TEMBAWANG - BAGIAN 1

CERPEN

Br. B. Sukasta, MTB.

12/5/2023

“Akan ku hijaukan lembah dan bukit gundul itu, sehingga anak cucuku tahu bahwa aku, bagian tak terpisahkan dari bumi dan nenek datuk yang telah mendahului, memiliki roh yang menghidupkan dan menghidupi”.

Dengan tangan kiri keriputnya, Thiku menyeka keringat yang mengucur pada jidatnya.

Badannya gelap, gosong oleh sinar matahari.

Memandangiku sekilas kemudian mengulurkan tangan menyalamiku. “Gajah, kita’?” Ahe kabar

kamaru’?’ “Baik” jawabku.

Sepuluh tahun yang lalu aku pernah tinggal di kampong ini.

Bertetangga.

Rumah kos ku dan rumahnya bersebelahan. Sekali dua dalam seminggu kami memancing di sungai sebelah rumah. Airnya jernih, ikannya beraneka ragam dan besar-besar. Ikan perolehanku kumasukkan juga di kantong plastiknya.

Malamnya, aku mendapatkan kembali ikan – ikan tadi dalam bentuk yang sudah berbeda, baunya merangsang selera makan. Jumlahnya melebihi perolehan awalku.

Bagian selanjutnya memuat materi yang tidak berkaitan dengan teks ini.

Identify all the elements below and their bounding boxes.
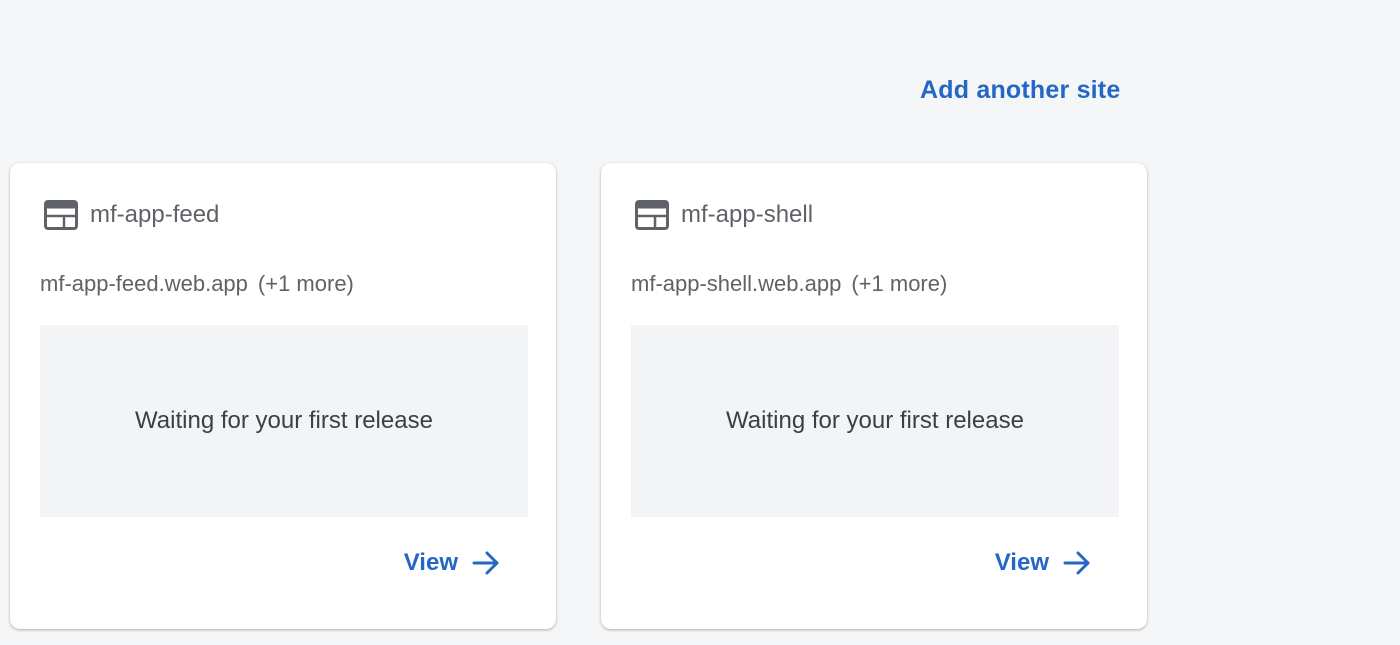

Aku memanggil “Uwik” kepada perempuan sederhana murah senyum, yang sering memberiku lodeh ikan, sebagaimana Thiku juga memanggil “uwik” kepadanya. Karena Thiku memang anak pertama dari tiga kakak beradik yang dilahirkan ibu yang baik hati itu.

“Coba kau tele’ bukit naun!” kata Thiku lagi, sambil melemparkan pandangannya kearah bukit di samping kiriku.

Suaranya mengejutkan lamunanku.

                                                      

Inikah Semano dulu? Bukit kebanggaan dan penjaga kesejahteraan kampong tempat aku pernah tinggal, bukan saja untuk kampong tempat aku tinggal, namun kampong – kampong di sebelah barat, selatan atau utara dari bukit yang penuh wibawa itu.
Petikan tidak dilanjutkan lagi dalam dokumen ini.